Karima El Mahroug si è presentata in aula per l'udienza del processo Ruby ter: la legale ha ribadito che non ha mai avuto rapporti con Berlusconi.
Karima El Mahroug. (Getty Images)

Sull’Ucraina Weber del Ppe prende le distanze

Poi accade un fatto semplice, a prima vista marginale. Il capogruppo dei Popolari europei Manfred Weber verga un tweet che lascia poco spazio a interpretazioni: «a seguito delle osservazioni di Silvio Berlusconi sull’Ucraina abbiamo deciso di annullare le nostre giornate di studio a Napoli. Il supporto per l’Ucraina non è facoltativo». E poi aggiunge: «Antonio Tajani e Forza Italia hanno il nostro sostegno e proseguiamo la collaborazione con il governo italiano sui temi dell’Ue». Tradotto: la riunione dei Popolari prevista a Napoli a giugno si farà senza Silvio Berlusconi. Sono stati molti gli europarlamentari popolari che hanno fatto sapere a Weber di non voler partecipare a un incontro in cui sarebbe stato presente il leader di Forza Italia. «O lui o noi», hanno detto. E il Ppe ha scelto loro.

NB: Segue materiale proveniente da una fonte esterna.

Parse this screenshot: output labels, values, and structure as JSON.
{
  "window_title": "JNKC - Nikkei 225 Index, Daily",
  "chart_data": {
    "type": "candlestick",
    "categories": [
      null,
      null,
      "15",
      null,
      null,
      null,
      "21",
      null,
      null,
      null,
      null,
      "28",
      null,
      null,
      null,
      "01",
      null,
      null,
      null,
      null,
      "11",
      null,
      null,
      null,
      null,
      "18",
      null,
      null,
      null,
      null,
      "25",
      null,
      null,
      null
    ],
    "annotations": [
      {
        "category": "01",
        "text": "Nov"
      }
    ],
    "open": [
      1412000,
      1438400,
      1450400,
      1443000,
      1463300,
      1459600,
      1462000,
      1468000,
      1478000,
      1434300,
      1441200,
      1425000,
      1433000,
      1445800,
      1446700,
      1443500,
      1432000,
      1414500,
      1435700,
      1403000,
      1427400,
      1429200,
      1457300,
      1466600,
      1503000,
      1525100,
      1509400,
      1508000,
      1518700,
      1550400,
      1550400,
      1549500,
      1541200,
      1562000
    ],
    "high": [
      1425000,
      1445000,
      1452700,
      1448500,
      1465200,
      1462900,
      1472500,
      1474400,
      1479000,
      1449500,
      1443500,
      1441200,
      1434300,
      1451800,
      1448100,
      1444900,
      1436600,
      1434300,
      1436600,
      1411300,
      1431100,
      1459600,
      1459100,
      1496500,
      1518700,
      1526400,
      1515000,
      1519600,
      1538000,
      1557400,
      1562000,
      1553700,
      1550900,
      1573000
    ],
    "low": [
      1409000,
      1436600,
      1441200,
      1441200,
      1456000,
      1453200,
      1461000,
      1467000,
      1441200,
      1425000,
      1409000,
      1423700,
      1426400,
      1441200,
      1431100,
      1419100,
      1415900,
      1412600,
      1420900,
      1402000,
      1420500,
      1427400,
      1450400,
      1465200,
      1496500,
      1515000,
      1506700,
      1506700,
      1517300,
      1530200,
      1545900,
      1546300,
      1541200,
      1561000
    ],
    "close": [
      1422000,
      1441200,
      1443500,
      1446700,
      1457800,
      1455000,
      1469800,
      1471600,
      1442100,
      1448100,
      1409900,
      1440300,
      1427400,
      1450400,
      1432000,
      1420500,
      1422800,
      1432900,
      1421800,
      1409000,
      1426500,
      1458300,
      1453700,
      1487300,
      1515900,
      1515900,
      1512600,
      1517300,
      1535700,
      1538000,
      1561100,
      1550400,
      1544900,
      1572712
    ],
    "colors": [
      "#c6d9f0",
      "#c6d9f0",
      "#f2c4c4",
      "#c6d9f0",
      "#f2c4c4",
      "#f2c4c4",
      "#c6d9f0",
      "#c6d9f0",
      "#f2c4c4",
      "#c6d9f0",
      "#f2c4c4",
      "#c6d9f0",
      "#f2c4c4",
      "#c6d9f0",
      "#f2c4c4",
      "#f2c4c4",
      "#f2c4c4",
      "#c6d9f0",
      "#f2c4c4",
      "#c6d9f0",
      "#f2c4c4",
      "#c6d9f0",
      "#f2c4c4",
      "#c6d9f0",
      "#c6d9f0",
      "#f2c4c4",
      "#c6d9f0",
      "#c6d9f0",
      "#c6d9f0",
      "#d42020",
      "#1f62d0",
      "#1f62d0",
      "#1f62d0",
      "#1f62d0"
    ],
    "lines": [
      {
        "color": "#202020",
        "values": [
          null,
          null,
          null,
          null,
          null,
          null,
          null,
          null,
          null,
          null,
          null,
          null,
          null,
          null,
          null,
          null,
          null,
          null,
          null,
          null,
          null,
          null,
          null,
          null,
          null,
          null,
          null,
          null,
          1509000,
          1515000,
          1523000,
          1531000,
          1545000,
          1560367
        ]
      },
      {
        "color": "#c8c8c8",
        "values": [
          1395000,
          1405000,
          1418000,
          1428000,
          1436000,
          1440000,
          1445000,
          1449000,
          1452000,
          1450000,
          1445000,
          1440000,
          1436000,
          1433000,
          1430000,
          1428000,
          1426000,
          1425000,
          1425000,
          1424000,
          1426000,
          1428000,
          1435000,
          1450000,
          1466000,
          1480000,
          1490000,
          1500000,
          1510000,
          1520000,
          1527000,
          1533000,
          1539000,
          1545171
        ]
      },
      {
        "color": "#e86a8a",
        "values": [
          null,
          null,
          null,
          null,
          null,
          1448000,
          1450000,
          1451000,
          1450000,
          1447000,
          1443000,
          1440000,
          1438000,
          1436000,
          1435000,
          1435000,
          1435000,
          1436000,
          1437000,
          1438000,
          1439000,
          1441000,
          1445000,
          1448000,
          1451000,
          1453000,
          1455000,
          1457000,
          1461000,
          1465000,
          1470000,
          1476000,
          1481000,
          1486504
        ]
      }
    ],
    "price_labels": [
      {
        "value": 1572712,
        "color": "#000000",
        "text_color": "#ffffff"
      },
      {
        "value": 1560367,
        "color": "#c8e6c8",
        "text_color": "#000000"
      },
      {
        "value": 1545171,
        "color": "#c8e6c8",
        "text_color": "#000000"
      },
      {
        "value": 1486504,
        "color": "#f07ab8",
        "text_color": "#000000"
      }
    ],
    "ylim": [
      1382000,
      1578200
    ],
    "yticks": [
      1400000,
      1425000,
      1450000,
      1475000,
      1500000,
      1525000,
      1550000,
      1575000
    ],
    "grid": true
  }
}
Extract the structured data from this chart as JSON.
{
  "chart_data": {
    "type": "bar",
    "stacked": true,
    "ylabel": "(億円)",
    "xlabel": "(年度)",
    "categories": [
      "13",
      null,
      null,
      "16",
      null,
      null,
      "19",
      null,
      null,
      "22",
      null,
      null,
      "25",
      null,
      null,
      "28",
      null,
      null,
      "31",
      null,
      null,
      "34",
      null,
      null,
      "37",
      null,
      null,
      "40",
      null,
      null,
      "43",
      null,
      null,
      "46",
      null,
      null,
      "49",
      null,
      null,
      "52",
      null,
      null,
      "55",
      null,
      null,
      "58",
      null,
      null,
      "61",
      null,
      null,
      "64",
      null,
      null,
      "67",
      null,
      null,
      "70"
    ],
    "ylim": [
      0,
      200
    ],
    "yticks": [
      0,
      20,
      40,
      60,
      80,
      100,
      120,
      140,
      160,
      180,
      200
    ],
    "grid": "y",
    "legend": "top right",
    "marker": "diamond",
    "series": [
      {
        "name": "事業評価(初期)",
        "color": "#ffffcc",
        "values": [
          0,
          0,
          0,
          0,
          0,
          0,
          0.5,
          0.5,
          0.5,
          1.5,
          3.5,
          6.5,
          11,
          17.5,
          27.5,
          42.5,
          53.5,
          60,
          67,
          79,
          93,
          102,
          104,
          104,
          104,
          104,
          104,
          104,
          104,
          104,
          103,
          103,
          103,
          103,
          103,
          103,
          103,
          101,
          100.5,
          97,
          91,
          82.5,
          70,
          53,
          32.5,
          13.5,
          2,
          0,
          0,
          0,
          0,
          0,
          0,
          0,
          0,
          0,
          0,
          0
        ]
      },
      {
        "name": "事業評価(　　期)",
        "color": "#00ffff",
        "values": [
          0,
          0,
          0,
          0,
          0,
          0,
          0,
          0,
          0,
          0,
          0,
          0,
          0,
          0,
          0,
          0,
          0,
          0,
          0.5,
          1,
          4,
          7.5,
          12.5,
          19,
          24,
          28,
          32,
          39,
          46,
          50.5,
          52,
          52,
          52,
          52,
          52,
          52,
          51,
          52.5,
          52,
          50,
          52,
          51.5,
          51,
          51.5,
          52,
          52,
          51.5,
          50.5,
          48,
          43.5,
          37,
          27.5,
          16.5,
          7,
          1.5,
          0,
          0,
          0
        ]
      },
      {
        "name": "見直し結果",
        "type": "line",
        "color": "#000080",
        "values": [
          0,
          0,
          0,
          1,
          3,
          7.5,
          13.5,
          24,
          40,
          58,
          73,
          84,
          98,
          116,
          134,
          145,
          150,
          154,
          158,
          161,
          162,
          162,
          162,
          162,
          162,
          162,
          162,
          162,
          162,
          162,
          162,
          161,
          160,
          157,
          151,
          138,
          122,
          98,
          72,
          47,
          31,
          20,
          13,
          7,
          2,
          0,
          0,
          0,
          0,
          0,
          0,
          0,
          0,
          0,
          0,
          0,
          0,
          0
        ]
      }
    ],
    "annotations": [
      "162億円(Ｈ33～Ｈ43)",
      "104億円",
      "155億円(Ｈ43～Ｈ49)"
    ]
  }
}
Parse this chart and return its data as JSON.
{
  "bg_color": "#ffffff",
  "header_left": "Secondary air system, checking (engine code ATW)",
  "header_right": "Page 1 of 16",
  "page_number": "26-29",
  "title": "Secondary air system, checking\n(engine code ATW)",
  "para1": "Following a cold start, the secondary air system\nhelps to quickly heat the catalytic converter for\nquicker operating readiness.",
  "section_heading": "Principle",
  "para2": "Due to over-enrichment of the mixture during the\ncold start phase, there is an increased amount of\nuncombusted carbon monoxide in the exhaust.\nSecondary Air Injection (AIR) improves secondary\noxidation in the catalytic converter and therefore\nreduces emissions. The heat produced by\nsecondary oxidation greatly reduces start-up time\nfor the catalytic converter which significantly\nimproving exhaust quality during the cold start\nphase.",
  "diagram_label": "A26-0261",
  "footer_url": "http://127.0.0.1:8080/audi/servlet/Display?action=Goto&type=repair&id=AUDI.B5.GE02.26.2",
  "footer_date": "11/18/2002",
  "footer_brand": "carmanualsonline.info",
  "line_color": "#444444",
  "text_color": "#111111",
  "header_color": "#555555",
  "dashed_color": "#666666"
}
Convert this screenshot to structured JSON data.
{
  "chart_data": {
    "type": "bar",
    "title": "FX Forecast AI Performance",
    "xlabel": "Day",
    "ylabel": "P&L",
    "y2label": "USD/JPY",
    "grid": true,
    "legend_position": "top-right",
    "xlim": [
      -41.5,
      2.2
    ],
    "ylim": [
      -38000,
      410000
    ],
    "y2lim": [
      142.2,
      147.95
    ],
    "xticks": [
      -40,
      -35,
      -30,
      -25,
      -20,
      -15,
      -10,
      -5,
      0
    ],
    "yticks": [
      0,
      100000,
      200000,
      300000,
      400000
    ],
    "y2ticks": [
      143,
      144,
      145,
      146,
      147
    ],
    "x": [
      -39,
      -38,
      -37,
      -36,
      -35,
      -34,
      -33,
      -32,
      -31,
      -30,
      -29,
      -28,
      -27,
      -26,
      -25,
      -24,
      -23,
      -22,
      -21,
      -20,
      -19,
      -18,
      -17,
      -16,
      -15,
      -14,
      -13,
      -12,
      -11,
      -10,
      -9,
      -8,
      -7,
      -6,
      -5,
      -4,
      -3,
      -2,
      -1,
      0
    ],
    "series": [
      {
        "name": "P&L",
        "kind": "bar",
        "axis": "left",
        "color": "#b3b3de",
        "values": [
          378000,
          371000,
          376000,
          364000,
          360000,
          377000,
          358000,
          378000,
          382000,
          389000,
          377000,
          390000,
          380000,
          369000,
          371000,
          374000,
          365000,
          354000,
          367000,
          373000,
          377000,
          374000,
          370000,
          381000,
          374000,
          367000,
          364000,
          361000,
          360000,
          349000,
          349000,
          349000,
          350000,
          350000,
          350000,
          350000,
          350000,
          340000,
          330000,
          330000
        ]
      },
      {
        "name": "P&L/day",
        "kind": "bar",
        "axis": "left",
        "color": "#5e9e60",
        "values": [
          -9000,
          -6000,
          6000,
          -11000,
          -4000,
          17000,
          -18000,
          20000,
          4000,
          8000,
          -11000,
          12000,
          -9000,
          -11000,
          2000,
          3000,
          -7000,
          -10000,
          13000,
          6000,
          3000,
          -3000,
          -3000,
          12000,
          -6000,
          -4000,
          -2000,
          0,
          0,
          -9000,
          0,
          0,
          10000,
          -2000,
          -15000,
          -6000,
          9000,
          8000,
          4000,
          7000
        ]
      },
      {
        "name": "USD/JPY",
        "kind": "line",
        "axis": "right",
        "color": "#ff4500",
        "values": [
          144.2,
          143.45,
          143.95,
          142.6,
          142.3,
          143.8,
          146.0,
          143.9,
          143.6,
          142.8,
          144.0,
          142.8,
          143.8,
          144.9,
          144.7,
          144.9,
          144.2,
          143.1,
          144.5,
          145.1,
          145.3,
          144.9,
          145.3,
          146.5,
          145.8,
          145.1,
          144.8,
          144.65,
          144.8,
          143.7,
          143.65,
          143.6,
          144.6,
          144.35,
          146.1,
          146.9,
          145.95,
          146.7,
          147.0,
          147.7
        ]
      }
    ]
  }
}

perché mario draghi sta perdendo la pazienza
Silvio Berlusconi con Manfred Weber del Ppe (da Fb).

La credibilità è andata in frantumi per tante cose

Straordinaria la difesa del ministro degli Esteri e vice presidente del Consiglio Tajani, che per sua sfortuna si ritrova anche a essere il coordinatore nazionale del partito di Berlusconi: «Berlusconi è Forza Italia. Forza Italia è Berlusconi. Non condivido la decisione di rinviare la riunione di Napoli. Anche perché Berlusconi e Fi hanno sempre votato come il Ppe sull’Ucraina, come dimostrano gli atti del Ppe», dice Tajani. La logica sarebbe semplicissima: il Ppe stima Tajani e Forza Italia, ma disistima Berlusconi, Tajani gli dice che Berlusconi è l’anima e la mente di Forza Italia quindi evidentemente il Ppe disistima Forza Italia ma ha troppo pudore per ammetterlo. Torniamo quindi al punto di partenza. Davvero c’è qualcuno che pensa che la credibilità di Berlusconi si sia frantumata per Ruby Rubacuori e non per cose molto più importanti? Nel dubbio, rileggetevi la sentenza di condanna di Marcello Dell’Utri. Altro che camera da letto.